Setelah dipanggil Duta Vatikan Mgr Antonio Guido Filipazzi di Jakarta pada 9 Juli 2013, pastor yang lahir di Way Ratai, Lampung itu kemudian pulang ke Seminari Tinggi St. Petrus Pematangsiantar, tempat ia bertugas sebagai rektor sehari-hari. Di kantor, diam-diam, ia membuka kembali Kitab Hukum Kanonik yang dulu pernah ia pelajari.

Lelaki kelahiran 4 Juli 1964 itu pun membaca bagian persyaratan menjadi uskup. “Dan ternyata benar bahwa saya memang jauh dari kriteria yang tertulis di situ dan terus terang saya waktu itu menertawakan diri saya sendiri. Dalam Kitab Hukum Kanonik dinyatakan untuk layak dipilih menjadi uskup, dia harus bergelar doktor atau ahli dalam ilmu-ilmu suci, atau menguasai dengan baik salah satu darinya.  Dia juga harus bijaksana, unggul dalam iman dan pastoral. Seorang yang punya visi dan misi yang jelas ke depan. Kriteria-kriteria tersebut sudah cocok selama ini untuk Mgr Henrisoesanta, tetapi untuk saya, saya bukan seorang yang bergelar doktor, bukan ahli ilmu-ilmu suci. Kebijaksanaan saya, para romo yang mengenal saya, mengenal saya dengan berbagai kelemahan saya,” katanya.

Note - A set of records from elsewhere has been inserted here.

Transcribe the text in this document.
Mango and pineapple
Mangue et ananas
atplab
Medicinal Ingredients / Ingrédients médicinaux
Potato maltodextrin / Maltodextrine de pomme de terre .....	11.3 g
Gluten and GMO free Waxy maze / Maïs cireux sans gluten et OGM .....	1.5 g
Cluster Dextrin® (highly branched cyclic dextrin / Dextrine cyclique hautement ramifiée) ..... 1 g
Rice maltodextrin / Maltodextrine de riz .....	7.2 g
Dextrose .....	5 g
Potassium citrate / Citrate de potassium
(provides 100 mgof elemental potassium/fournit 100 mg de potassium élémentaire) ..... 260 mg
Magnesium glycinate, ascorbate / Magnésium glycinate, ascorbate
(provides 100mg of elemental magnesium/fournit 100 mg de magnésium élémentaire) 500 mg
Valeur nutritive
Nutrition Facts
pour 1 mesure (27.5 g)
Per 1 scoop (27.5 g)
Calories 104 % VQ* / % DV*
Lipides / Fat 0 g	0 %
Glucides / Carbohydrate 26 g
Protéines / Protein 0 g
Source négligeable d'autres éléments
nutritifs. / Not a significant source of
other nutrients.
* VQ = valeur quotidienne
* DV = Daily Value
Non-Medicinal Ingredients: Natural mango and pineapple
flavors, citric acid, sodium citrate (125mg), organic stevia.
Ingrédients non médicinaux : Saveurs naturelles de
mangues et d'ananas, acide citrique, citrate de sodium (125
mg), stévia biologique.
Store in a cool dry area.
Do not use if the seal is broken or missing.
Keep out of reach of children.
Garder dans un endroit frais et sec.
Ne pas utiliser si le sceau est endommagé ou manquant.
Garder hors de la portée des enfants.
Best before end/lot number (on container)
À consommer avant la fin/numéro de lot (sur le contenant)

Ia juga bercerita kalau kemampuan pastoralnya tidak pernah teruji dengan baik sebab hanya sebentar bekerja di Paroki. Studi saya bukan ilmu-ilmu suci dalam pandangan Gereja atau dalam lingkup Gereja kita, melainkan Islamologi. Saya selama ini juga hanya bekerja di seminari,” lanjutnya.
Kemudian, ia pun berpikir keras menemukan jawaban alasan Vatikan memilihnya untuk melanjutkan karya Mgr Andreas Henrisoesanta, SCJ itu. Saya menduga, mungkin maafkan kalau bukan, saya salah, agar umat di Tanjungkarang tidak terlalu terkejut dan tetap akan terbiasa dengan uskup baru seperti pada uskup lama, maka uskup baru haruslah seorang yang sangat pendiam, cukup angker, sulit tersenyum kecuali dipaksa,” katanya berseloroh yang kemudian disambut dengan umat yang tertawa.

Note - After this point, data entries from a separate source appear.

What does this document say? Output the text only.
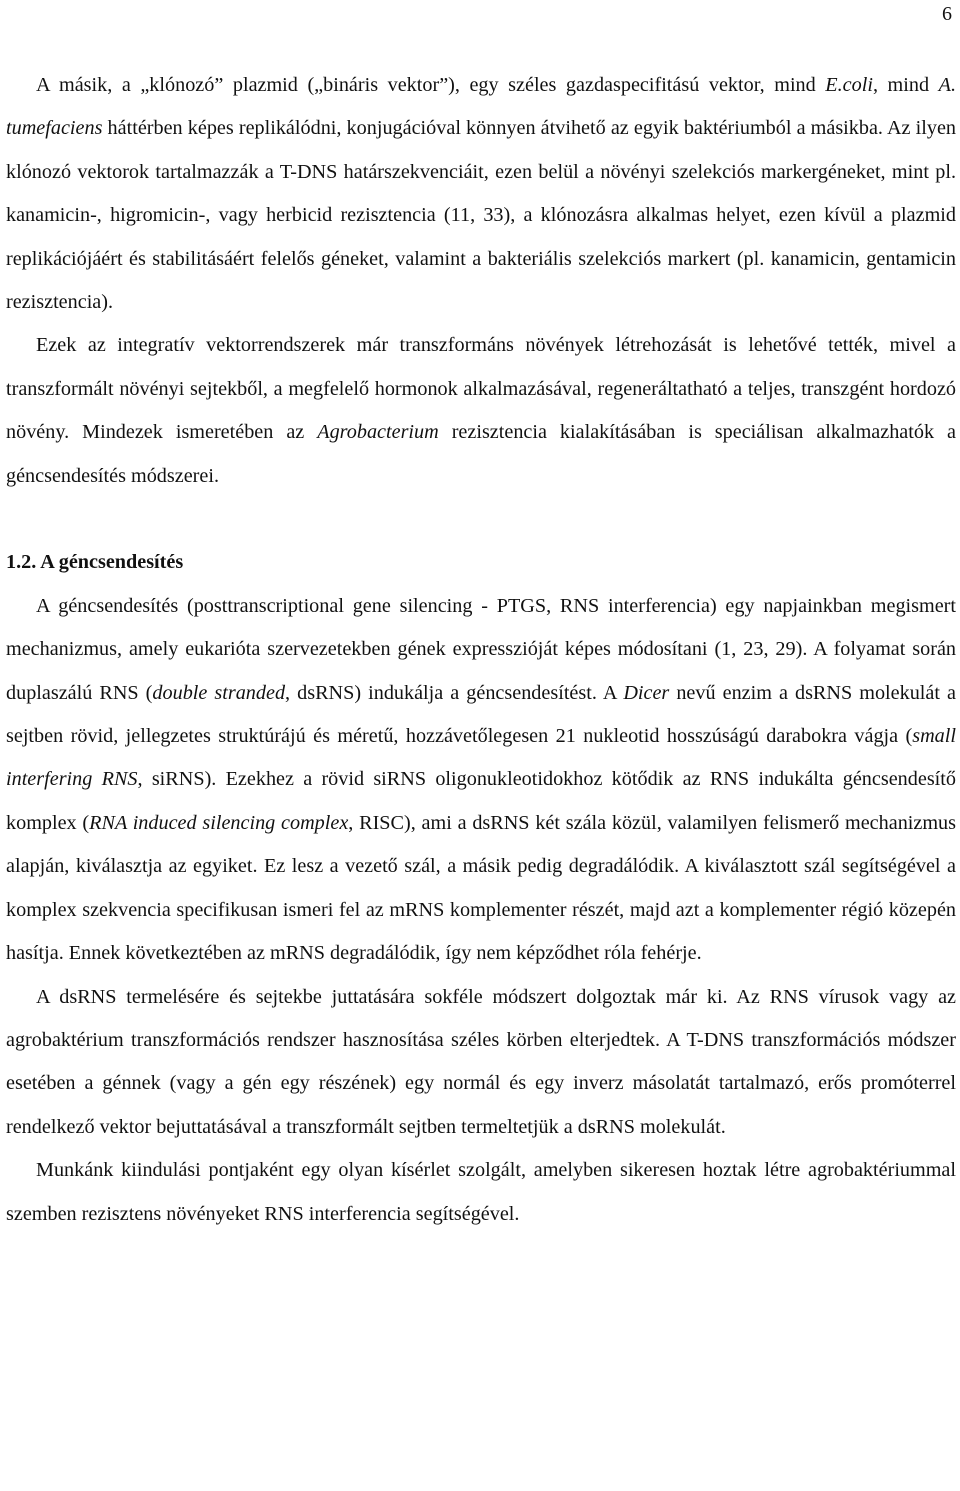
6

A másik, a „klónozó” plazmid („bináris vektor”), egy széles gazdaspecifitású vektor, mind E.coli, mind A. tumefaciens háttérben képes replikálódni, konjugációval könnyen átvihető az egyik baktériumból a másikba. Az ilyen klónozó vektorok tartalmazzák a T-DNS határszekvenciáit, ezen belül a növényi szelekciós markergéneket, mint pl. kanamicin-, higromicin-, vagy herbicid rezisztencia (11, 33), a klónozásra alkalmas helyet, ezen kívül a plazmid replikációjáért és stabilitásáért felelős géneket, valamint a bakteriális szelekciós markert (pl. kanamicin, gentamicin rezisztencia).

Ezek az integratív vektorrendszerek már transzformáns növények létrehozását is lehetővé tették, mivel a transzformált növényi sejtekből, a megfelelő hormonok alkalmazásával, regeneráltatható a teljes, transzgént hordozó növény. Mindezek ismeretében az Agrobacterium rezisztencia kialakításában is speciálisan alkalmazhatók a géncsendesítés módszerei.

1.2. A géncsendesítés

A géncsendesítés (posttranscriptional gene silencing - PTGS, RNS interferencia) egy napjainkban megismert mechanizmus, amely eukarióta szervezetekben gének expresszióját képes módosítani (1, 23, 29). A folyamat során duplaszálú RNS (double stranded, dsRNS) indukálja a géncsendesítést. A Dicer nevű enzim a dsRNS molekulát a sejtben rövid, jellegzetes struktúrájú és méretű, hozzávetőlegesen 21 nukleotid hosszúságú darabokra vágja (small interfering RNS, siRNS). Ezekhez a rövid siRNS oligonukleotidokhoz kötődik az RNS indukálta géncsendesítő komplex (RNA induced silencing complex, RISC), ami a dsRNS két szála közül, valamilyen felismerő mechanizmus alapján, kiválasztja az egyiket. Ez lesz a vezető szál, a másik pedig degradálódik. A kiválasztott szál segítségével a komplex szekvencia specifikusan ismeri fel az mRNS komplementer részét, majd azt a komplementer régió közepén hasítja. Ennek következtében az mRNS degradálódik, így nem képződhet róla fehérje.

A dsRNS termelésére és sejtekbe juttatására sokféle módszert dolgoztak már ki. Az RNS vírusok vagy az agrobaktérium transzformációs rendszer hasznosítása széles körben elterjedtek. A T-DNS transzformációs módszer esetében a génnek (vagy a gén egy részének) egy normál és egy inverz másolatát tartalmazó, erős promóterrel rendelkező vektor bejuttatásával a transzformált sejtben termeltetjük a dsRNS molekulát.

Munkánk kiindulási pontjaként egy olyan kísérlet szolgált, amelyben sikeresen hoztak létre agrobaktériummal szemben rezisztens növényeket RNS interferencia segítségével.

Meskipun demikian, dengan segala kelebihan dan kelemahan yang ia miliki, Pastor yang biasa disapa Romo Yu itu akhirnya memutuskan untuk menerima penunjukan dirinya sebagai Uskup Tanjungkarang.
 Saya memang menerima penunjukan tersebut lebih-lebih dengan kesadaran bukan karena kemampuan dan kualifikasi saya, melainkan karena ketaatan pada Bapa Suci, pada Gereja, pada Bapa Duta dan semua yang menjadi tangan Tuhan dalam Gereja kita. Dalam kesadaran menerima pengangkatan ini, dalam ketaatan saya pada Bapa Suci, saya ingin mengungkapkan iman pada Tuhan dan Gereja-Nya,” kata pastor yang dikenal pendiam ini.

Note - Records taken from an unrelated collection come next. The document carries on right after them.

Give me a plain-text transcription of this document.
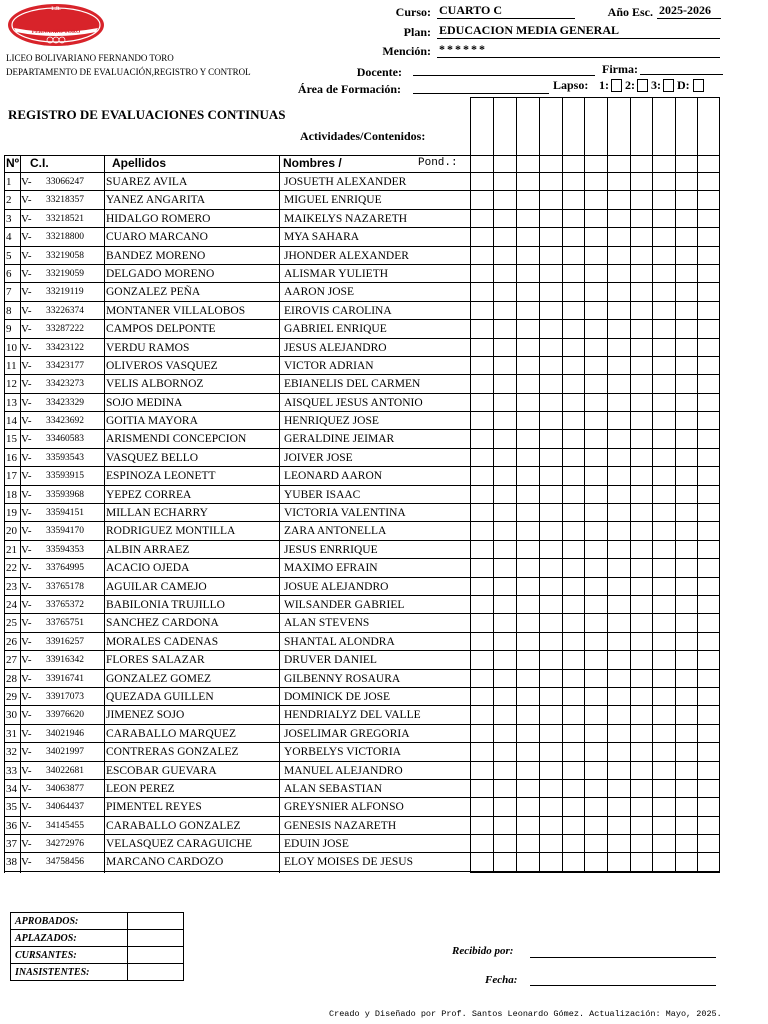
FERNANDO TORO
L.B.
LICEO BOLIVARIANO FERNANDO TORO
DEPARTAMENTO DE EVALUACIÓN,REGISTRO Y CONTROL
Curso: CUARTO C	Año Esc. 2025-2026
Plan: EDUCACION MEDIA GENERAL
Mención: ******
Docente:	Firma:
Área de Formación:	Lapso: 1: 2: 3: D:
REGISTRO DE EVALUACIONES CONTINUAS
Actividades/Contenidos:
Nº C.I.	Apellidos	Nombres /	Pond.:
1 V- 33066247 SUAREZ AVILA	JOSUETH ALEXANDER
2 V- 33218357 YANEZ ANGARITA	MIGUEL ENRIQUE
3 V- 33218521 HIDALGO ROMERO	MAIKELYS NAZARETH
4 V- 33218800 CUARO MARCANO	MYA SAHARA
5 V- 33219058 BANDEZ MORENO	JHONDER ALEXANDER
6 V- 33219059 DELGADO MORENO	ALISMAR YULIETH
7 V- 33219119 GONZALEZ PEÑA	AARON JOSE
8 V- 33226374 MONTANER VILLALOBOS	EIROVIS CAROLINA
9 V- 33287222 CAMPOS DELPONTE	GABRIEL ENRIQUE
10 V- 33423122 VERDU RAMOS	JESUS ALEJANDRO
11 V- 33423177 OLIVEROS VASQUEZ	VICTOR ADRIAN
12 V- 33423273 VELIS ALBORNOZ	EBIANELIS DEL CARMEN
13 V- 33423329 SOJO MEDINA	AISQUEL JESUS ANTONIO
14 V- 33423692 GOITIA MAYORA	HENRIQUEZ JOSE
15 V- 33460583 ARISMENDI CONCEPCION	GERALDINE JEIMAR
16 V- 33593543 VASQUEZ BELLO	JOIVER JOSE
17 V- 33593915 ESPINOZA LEONETT	LEONARD AARON
18 V- 33593968 YEPEZ CORREA	YUBER ISAAC
19 V- 33594151 MILLAN ECHARRY	VICTORIA VALENTINA
20 V- 33594170 RODRIGUEZ MONTILLA	ZARA ANTONELLA
21 V- 33594353 ALBIN ARRAEZ	JESUS ENRRIQUE
22 V- 33764995 ACACIO OJEDA	MAXIMO EFRAIN
23 V- 33765178 AGUILAR CAMEJO	JOSUE ALEJANDRO
24 V- 33765372 BABILONIA TRUJILLO	WILSANDER GABRIEL
25 V- 33765751 SANCHEZ CARDONA	ALAN STEVENS
26 V- 33916257 MORALES CADENAS	SHANTAL ALONDRA
27 V- 33916342 FLORES SALAZAR	DRUVER DANIEL
28 V- 33916741 GONZALEZ GOMEZ	GILBENNY ROSAURA
29 V- 33917073 QUEZADA GUILLEN	DOMINICK DE JOSE
30 V- 33976620 JIMENEZ SOJO	HENDRIALYZ DEL VALLE
31 V- 34021946 CARABALLO MARQUEZ	JOSELIMAR GREGORIA
32 V- 34021997 CONTRERAS GONZALEZ	YORBELYS VICTORIA
33 V- 34022681 ESCOBAR GUEVARA	MANUEL ALEJANDRO
34 V- 34063877 LEON PEREZ	ALAN SEBASTIAN
35 V- 34064437 PIMENTEL REYES	GREYSNIER ALFONSO
36 V- 34145455 CARABALLO GONZALEZ	GENESIS NAZARETH
37 V- 34272976 VELASQUEZ CARAGUICHE	EDUIN JOSE
38 V- 34758456 MARCANO CARDOZO	ELOY MOISES DE JESUS
APROBADOS:	
APLAZADOS:	
CURSANTES:	
INASISTENTES:	
Recibido por:
Fecha:
Creado y Diseñado por Prof. Santos Leonardo Gómez. Actualización: Mayo, 2025.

Maka, ia berharap pada umat Allah di Keuskupan Tanjungkarang supaya melihat bukan kemampuan karyanya melainkan imannya itu. “Dan saya ingin mengajak kalian semua untuk tetap teguh dalam iman kita itu,” ajaknya.
Mgr Yu berjanji sebagai uskup, ia akan berjalan bersama umat Allah, untuk segala kehendak baik dan keteladanan hidup beriman. Namun, saya mohon dukungan dan doa bagi kalian. Saya dulu orang asing. Kalian tidak mengenal saya. Saya juga tidak mengenal kalian. Namun, sekarang kita adalah bagian hidup satu sama lain. Kita bukan orang asing lagi, satu sama lain,” pintanya.